Monday, June 14, 2010

Alternative Currencies

Alternative paper monies are also being used. In several communities across the nation, entrepreneurs have banded together to produce their own currencies, which operate alongside Federal Reserve Notes, but are used only locally by those willing to accept them in exchange for goods and services. Among them are Detroit Cheers, BerkShares in Massachusetts, and Ithaca Hours in New York. “The systems generally work like this: Businesses and individuals form a network to print currency. Shoppers buy it at a discount — say, 95 cents for $1 value — and spend the full value at stores that accept the currency,” USA Today reported last year in an article entitled “Communities print their own currency to keep cash flowing.” The goal is to help local economies in bad times.

But while various routes to set up alternative currencies and expose — and eventually end — the Federal Reserve gather momentum, none of the options currently in existence would offer a viable substitute for the present system if and when it suddenly collapses. And that has one monetary expert very worried.

“We have to start looking seriously at what the practical remedy is going to be as this system comes down,” warned Edwin Vieira, a constitutional attorney and an expert in monetary theory who has litigated cases involving money issues. He compared the central bank’s effect on the economy to having square wheels on a car: “Sooner or later, you’re going to shake something loose and the car will fail. And that’s our situation, we’re driving this car with square wheels — the front end, the rear end and the transmission are about to fall out — and we’re in the middle of Death Valley.

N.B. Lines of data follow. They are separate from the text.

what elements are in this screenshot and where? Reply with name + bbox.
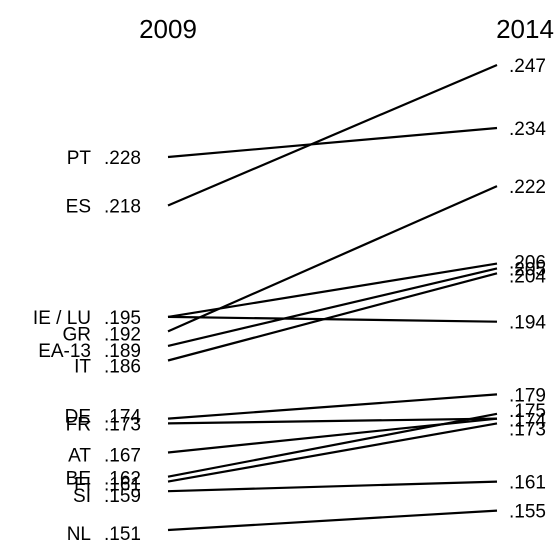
labels-2014: .234 .247 .206 .194 .222 .205.204 .179 .174.175… — [509, 56, 546, 523]
value-2009-fi: .161 — [104, 475, 141, 496]
slope-line-fi — [167, 422, 498, 483]
value-2009-gr: .192 — [104, 324, 141, 345]
value-2014-es: .247 — [509, 56, 546, 77]
slope-line-nl — [167, 509, 498, 532]
value-2009-nl: .151 — [104, 524, 141, 545]
slope-line-ea-13 — [167, 267, 498, 347]
value-2014-fi: .173 — [509, 419, 546, 440]
slope-line-lu — [167, 315, 498, 323]
value-2009-it: .186 — [104, 357, 141, 378]
country-label-ea-13: EA-13 — [38, 341, 91, 362]
country-label-si: SI — [73, 486, 91, 507]
country-label-de: DE — [65, 407, 91, 428]
value-2009-de: .174 — [104, 407, 141, 428]
value-2009-si: .159 — [104, 486, 141, 507]
slope-line-si — [167, 480, 498, 493]
value-2014-be: .175 — [509, 401, 546, 422]
country-label-at: AT — [68, 446, 91, 467]
country-label-pt: PT — [67, 148, 92, 169]
country-label-be: BE — [66, 469, 91, 490]
value-2009-at: .167 — [104, 446, 141, 467]
value-2014-si: .161 — [509, 473, 546, 494]
country-label-gr: GR — [63, 324, 92, 345]
value-2014-lu: .194 — [509, 313, 546, 334]
country-label-nl: NL — [67, 524, 91, 545]
slope-line-it — [167, 272, 498, 362]
value-2014-pt: .234 — [509, 119, 546, 140]
value-2014-fr: .174 — [509, 411, 546, 432]
value-2009-pt: .228 — [104, 148, 141, 169]
value-2014-it: .204 — [509, 266, 546, 287]
slope-line-pt — [167, 126, 498, 159]
value-2009-ie: .195 — [104, 308, 141, 329]
country-label-it: IT — [74, 357, 91, 378]
value-2014-gr: .222 — [509, 177, 546, 198]
year-2009-header: 2009 — [139, 14, 197, 44]
country-label-fr: FR — [66, 414, 91, 435]
country-label-ie: IE / LU — [33, 308, 91, 329]
slope-line-gr — [167, 185, 498, 333]
value-2014-nl: .155 — [509, 502, 546, 523]
country-label-fi: FI — [74, 475, 91, 496]
slope-line-fr — [167, 417, 498, 425]
value-2009-es: .218 — [104, 197, 141, 218]
value-2009-ea-13: .189 — [104, 341, 141, 362]
value-2014-ie: .206 — [509, 253, 546, 274]
slope-line-es — [167, 63, 498, 207]
country-label-es: ES — [66, 197, 91, 218]
value-2009-be: .162 — [104, 469, 141, 490]
value-2014-de: .179 — [509, 385, 546, 406]
year-2014-header: 2014 — [496, 14, 554, 44]
slope-line-be — [167, 412, 498, 478]
slope-line-de — [167, 393, 498, 420]
value-2009-fr: .173 — [104, 414, 141, 435]
slope-lines — [167, 63, 498, 532]
labels-2009: PT .228 ES .218 IE / LU .195 GR .192 EA-13 .189 IT… — [33, 148, 141, 545]
value-2014-ea-13: .205 — [509, 259, 546, 280]
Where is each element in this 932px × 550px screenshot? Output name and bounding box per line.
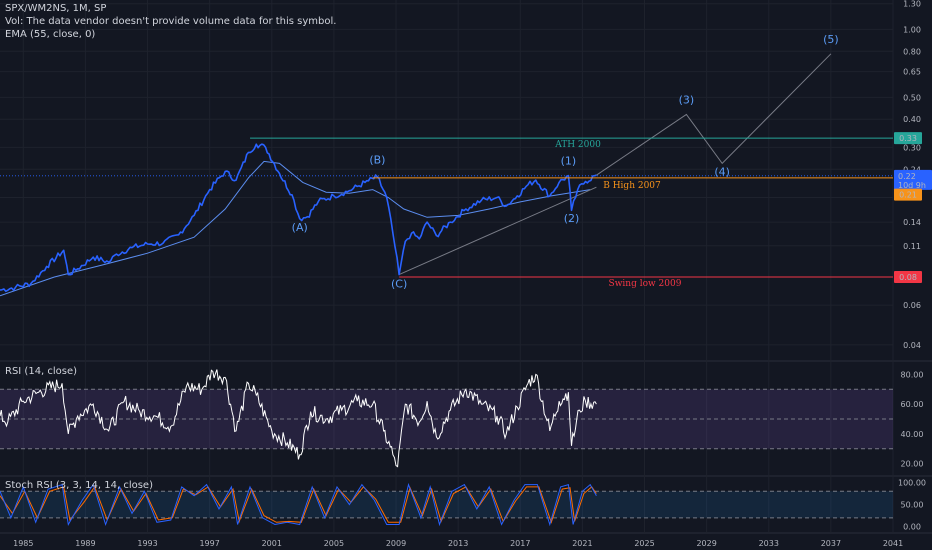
- time-axis[interactable]: 1985 1989 1993 1997 2001 2005 2009 2013 2017 2021…: [13, 539, 903, 548]
- price-tick-label: 0.80: [903, 47, 921, 56]
- time-tick-label: 2037: [821, 539, 841, 548]
- rsi-tick-label: 20.00: [901, 460, 924, 469]
- price-tick-label: 0.14: [903, 218, 921, 227]
- time-tick-label: 2005: [324, 539, 344, 548]
- rsi-legend-text[interactable]: RSI (14, close): [5, 366, 78, 377]
- ema-legend-text[interactable]: EMA (55, close, 0): [5, 29, 96, 40]
- stoch-panel[interactable]: [0, 482, 893, 527]
- price-tick-label: 0.04: [903, 341, 921, 350]
- time-tick-label: 1993: [137, 539, 157, 548]
- wave-label: (1): [561, 155, 577, 168]
- level-axis-tag-text: 0.33: [899, 134, 917, 143]
- ema-axis-tag: [894, 188, 922, 201]
- rsi-tick-label: 40.00: [901, 430, 924, 439]
- rsi-tick-label: 60.00: [901, 400, 924, 409]
- price-tick-label: 0.30: [903, 143, 921, 152]
- time-tick-label: 1985: [13, 539, 33, 548]
- volume-notice-text: Vol: The data vendor doesn't provide vol…: [5, 16, 337, 27]
- level-label: B High 2007: [603, 181, 661, 191]
- price-tick-label: 0.50: [903, 93, 921, 102]
- price-tick-label: 1.30: [903, 0, 921, 9]
- time-tick-label: 2013: [448, 539, 468, 548]
- wave-label: (4): [714, 166, 730, 179]
- time-tick-label: 2017: [510, 539, 530, 548]
- price-tick-label: 1.00: [903, 25, 921, 34]
- stoch-k-line: [0, 482, 597, 527]
- wave-label: (3): [679, 93, 695, 106]
- stoch-tick-label: 100.00: [898, 478, 926, 487]
- time-tick-label: 2041: [883, 539, 903, 548]
- rsi-tick-label: 80.00: [901, 370, 924, 379]
- price-panel[interactable]: ATH 2000 B High 2007 Swing low 2009 (A) (B) (…: [0, 33, 893, 297]
- wave-projection-line[interactable]: [596, 53, 832, 176]
- stoch-legend-text[interactable]: Stoch RSI (3, 3, 14, 14, close): [5, 480, 153, 491]
- rsi-legend[interactable]: RSI (14, close): [5, 366, 77, 377]
- ema-line: [0, 160, 591, 297]
- level-label: ATH 2000: [554, 140, 601, 150]
- level-axis-tag: [894, 270, 922, 283]
- trendline[interactable]: [398, 186, 597, 276]
- level-axis-tag-text: 0.08: [899, 273, 917, 282]
- price-tick-label: 0.40: [903, 115, 921, 124]
- ema-legend[interactable]: EMA (55, close, 0): [5, 29, 95, 40]
- symbol-legend[interactable]: SPX/WM2NS, 1M, SP: [5, 3, 106, 14]
- time-tick-label: 1989: [75, 539, 95, 548]
- level-axis-tag: [894, 132, 922, 145]
- price-tick-label: 0.06: [903, 301, 921, 310]
- time-tick-label: 2021: [572, 539, 592, 548]
- volume-notice: Vol: The data vendor doesn't provide vol…: [5, 16, 336, 27]
- price-line: [0, 143, 597, 293]
- price-tick-label: 0.24: [903, 165, 921, 174]
- price-tick-label: 0.11: [903, 242, 921, 251]
- rsi-panel[interactable]: [0, 369, 893, 468]
- time-tick-label: 2001: [262, 539, 282, 548]
- stoch-legend[interactable]: Stoch RSI (3, 3, 14, 14, close): [5, 480, 153, 491]
- wave-label: (C): [391, 277, 407, 290]
- time-tick-label: 1997: [199, 539, 219, 548]
- stoch-d-line: [0, 485, 597, 524]
- stoch-tick-label: 0.00: [903, 523, 921, 532]
- time-tick-label: 2033: [759, 539, 779, 548]
- wave-label: (5): [823, 33, 839, 46]
- time-tick-label: 2009: [386, 539, 406, 548]
- level-label: Swing low 2009: [609, 279, 682, 289]
- price-axis[interactable]: 1.301.000.800.650.500.400.300.240.180.14…: [894, 0, 932, 532]
- stoch-tick-label: 50.00: [901, 501, 924, 510]
- wave-label: (A): [292, 221, 308, 234]
- rsi-line: [0, 369, 597, 468]
- wave-label: (2): [564, 212, 580, 225]
- bar-countdown: 10d 9h: [898, 181, 926, 190]
- symbol-title[interactable]: SPX/WM2NS, 1M, SP: [5, 3, 107, 14]
- wave-label: (B): [369, 153, 385, 166]
- price-tick-label: 0.65: [903, 68, 921, 77]
- last-price-value: 0.22: [898, 172, 916, 181]
- time-tick-label: 2029: [696, 539, 716, 548]
- last-price-tag: [894, 169, 932, 190]
- ema-axis-tag-text: 0.21: [899, 191, 917, 200]
- time-tick-label: 2025: [634, 539, 654, 548]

Literally!”

Vieira told The New American that “the whole present monetary system is unconstitutional,” but if the scam was exposed and the general population suddenly lost faith in its paper debt money, an economic collapse and chaos would quickly follow without a viable system ready to replace it. “This is frightening to me, because imagine one of these lawsuits [against the Fed] wins, and now it becomes absolutely clear to the general public that this operation is totally permeated, if not entirely based on fraud … the house will come down.”